There are so many economics issues to be addressed in the production and consumption of things; whether handmade or mass produced. And *gasp* there is room for all of them, because all of them exist in the world we know today. I am tired of the whole as individuals we must be shouldered with the burden of saving the world. I do think the vote with one’s dollar does make a difference. As one who makes a chunk of her living from making handmade things I know that someone deciding to shop with me or another artist makes a difference in our individual lives. We are part of the economy too, if only a tiny part. Obviously there is money to be made in handmade or Etsy and its counterparts wouldn’t exist. It’s more complicated than just pitting small production v. mass production. This hyperbole makes me tired, and you are right: it focuses on the wrong things.
Yes, Kirsten! There is room for them all, which I think people will eventually learn, but possibly the hard (and long winding way?) I think a lot of the “saving the world” rhetoric is only helpful once we individually figure out what is right for us vs. what we think we should be doing. Only then can we make changes that, even though they are tiny, can have an impact. But if we do shoulder that burden, it becomes way too much and too hard to handle.
Making will always be a radical act. We were makers before we were consumers. Making gives us insight into what it takes to make stuff…the effort and skill are revealed. Once you know that everything changes.
Yes and yes!
Betsy, I’m with you. Making your own, whether that is growing your own food, cooking your own meals from scratch or stitching & knitting your own clothes, changes your view on everything. It recalibrates our senses, our awareness of time and our value of money. It makes us want to spend time doing other things, whether we commercialise them or not, because using your own skills to meet some of your own need is highly satisfying. (I get more joy from digging up five months’ worth of potatoes from my patio garden & knitting my own sweaters than I ever did from my City job and salary!)
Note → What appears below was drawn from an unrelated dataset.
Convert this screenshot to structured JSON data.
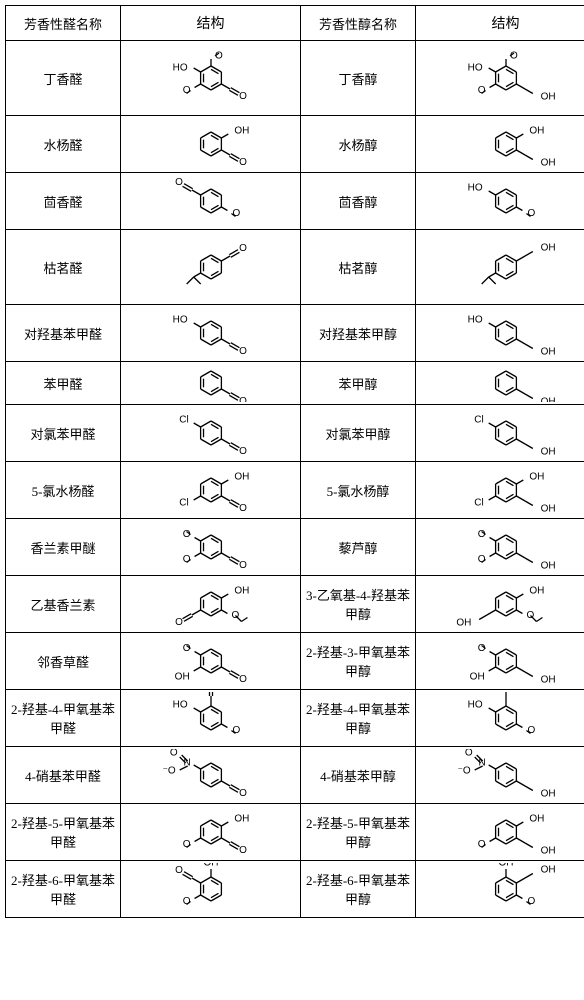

One of the main reasons why the NYT article fails is it is written from the perspective of changing the world through changing the economy. What the author fails to realise is that the most radical thing we can do is to not look to the economy to create change but to look to our own skills and more of us becoming producers rather than consumers. Yes, we’ll still need to buy, but as you say, when you understand real quality you don’t mind spending an extra £/$ to buy from somebody who produces a quality ingredient/material/product.
“What the author fails to realise is that the most radical thing we can do is to not look to the economy to create change but to look to our own skills and more of us becoming producers rather than consumers.”
YES! I love this, and well said! :) And as you noted, it’s that “recalibration” that’s important and that ripples outward. Sadly, changing the world economy is going to take a lot of work and there is neither a silver bullet nor a wrong way to do it if dialogue creation is involved.